Von: Cumali Yagmur
Als Linke haben wir den multinationalen Charakter und die pluralistischen religiösen Glaubensrichtungen im Land ignoriert. Als Linke haben wir die über 25 Millionen Menschen alevitischen Glaubens, die in der Türkei leben, ignoriert.
Der osmanische Sultan Yavuz Sultan Selim hat über 40.000 Aleviten grausam ermordet. Die in der osmanischen Zeit begonnenen Aleviten-Massaker setzten sich bis in die Zeit der Republik fort, und Menschen alevitischen Glaubens waren Unterdrückung ausgesetzt.
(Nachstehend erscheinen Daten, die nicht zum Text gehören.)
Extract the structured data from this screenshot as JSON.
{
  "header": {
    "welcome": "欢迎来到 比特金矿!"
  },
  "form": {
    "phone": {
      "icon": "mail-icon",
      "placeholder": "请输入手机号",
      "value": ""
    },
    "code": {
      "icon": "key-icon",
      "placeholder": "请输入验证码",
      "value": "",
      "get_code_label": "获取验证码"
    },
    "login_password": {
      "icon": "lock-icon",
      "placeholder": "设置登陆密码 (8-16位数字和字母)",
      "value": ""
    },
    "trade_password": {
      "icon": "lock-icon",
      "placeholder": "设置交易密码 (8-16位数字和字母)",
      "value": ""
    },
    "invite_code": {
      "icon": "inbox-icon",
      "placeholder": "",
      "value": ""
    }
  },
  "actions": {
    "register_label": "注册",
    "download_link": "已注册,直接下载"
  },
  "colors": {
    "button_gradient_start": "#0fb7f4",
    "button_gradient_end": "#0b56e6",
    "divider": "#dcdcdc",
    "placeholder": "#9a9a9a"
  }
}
Mit der Gründung der Republik wurde die sunnitische Identität des Staates angenommen, und unter dem Vorwand „Auch die Aleviten sind unsere Geschwister“ wurden ihre Rechte usurpiert.
Wir Linke haben den Scheich-Said-Aufstand von 1925 als einen religiös motivierten Aufstand akzeptiert und die Tötung von Aleviten während dieses Aufstands ignoriert. Als Linke haben wir den Völkermord an den Armeniern von 1915-1916 ignoriert. Einige Linke übernahmen sogar die Rhetorik: „Die Armenier sind unseren Soldaten in den Rücken gefallen.“ Dabei hatten die Aleviten den Völkermord an den Armeniern verurteilt, Armenier in ihren Häusern versteckt und die Beyliks von Dersim hatten den Armeniern Asyl gewährt.
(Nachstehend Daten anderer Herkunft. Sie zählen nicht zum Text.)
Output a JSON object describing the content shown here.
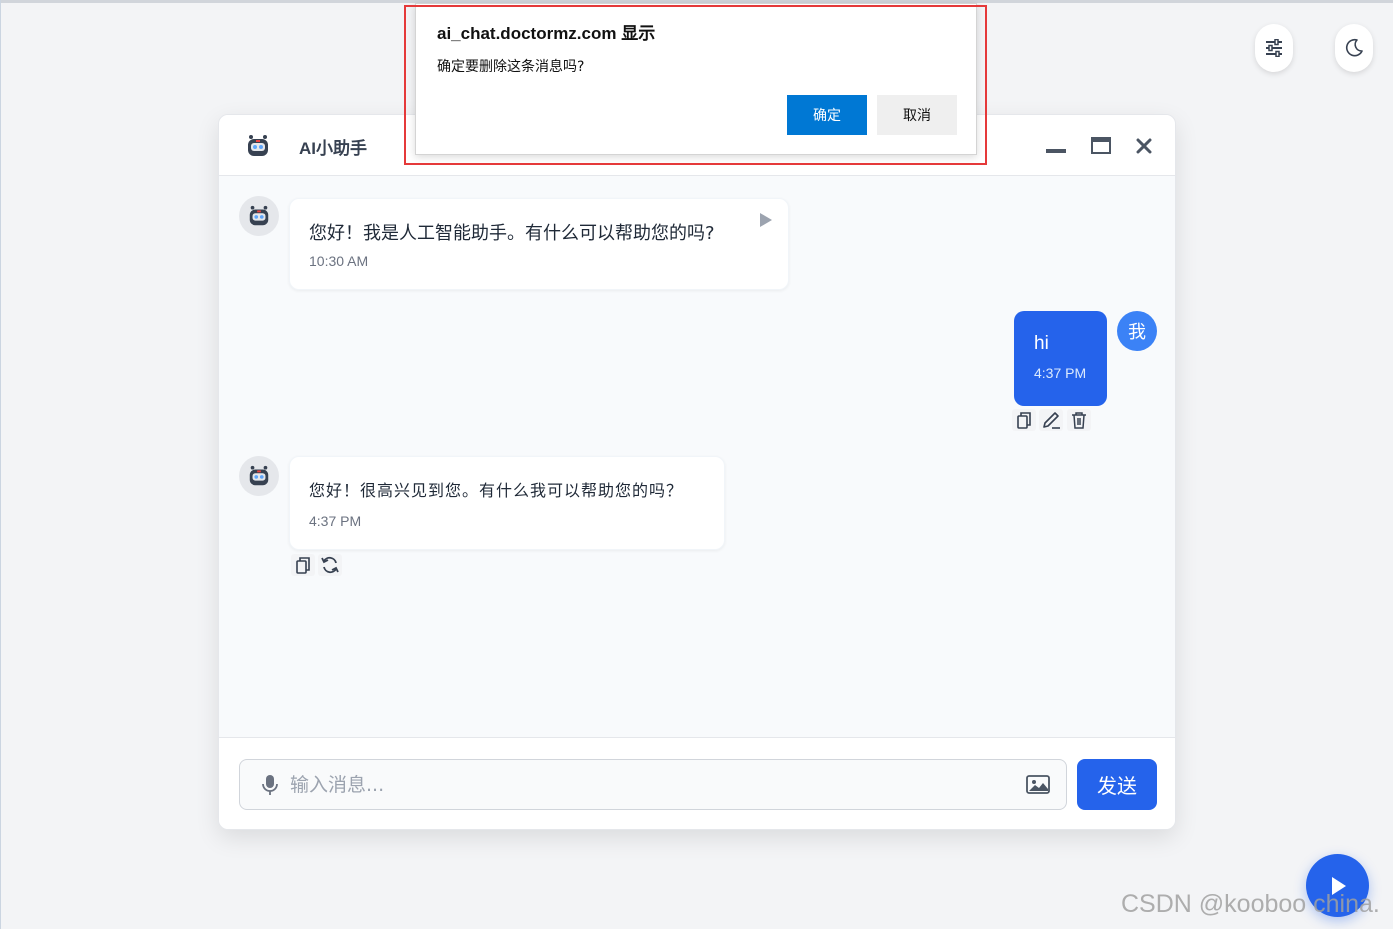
{
  "chat": {
    "title": "AI小助手",
    "messages": [
      {
        "role": "assistant",
        "text": "您好！我是人工智能助手。有什么可以帮助您的吗?",
        "time": "10:30 AM"
      },
      {
        "role": "user",
        "avatar_label": "我",
        "text": "hi",
        "time": "4:37 PM"
      },
      {
        "role": "assistant",
        "text": "您好！很高兴见到您。有什么我可以帮助您的吗？",
        "time": "4:37 PM"
      }
    ],
    "input": {
      "placeholder": "输入消息...",
      "value": ""
    },
    "send_label": "发送"
  },
  "alert": {
    "title": "ai_chat.doctormz.com 显示",
    "message": "确定要删除这条消息吗?",
    "ok_label": "确定",
    "cancel_label": "取消"
  },
  "watermark": "CSDN @kooboo china.",
  "colors": {
    "accent": "#2563eb",
    "dialog_ok": "#0078d4",
    "highlight_outline": "#e5393a",
    "background": "#f3f4f6"
  },
  "icons": [
    "settings-sliders-icon",
    "moon-icon",
    "robot-icon",
    "minimize-icon",
    "maximize-icon",
    "close-icon",
    "play-icon",
    "copy-icon",
    "edit-icon",
    "trash-icon",
    "regenerate-icon",
    "microphone-icon",
    "image-icon"
  ]
}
Die Angriffe auf Juden in Thrakien im Jahr 1934 haben wir ignoriert. Obwohl wir das Massaker von Dersim 1938 anerkannten und verurteilten, konnten wir die kemalistische Ideologie nicht überwinden.
Obwohl wir die Angriffe auf Nicht-Muslime in Istanbul 1955 und die Plünderung ihrer Häuser und Geschäfte historisch verurteilten, konnten wir uns nicht für sie einsetzen.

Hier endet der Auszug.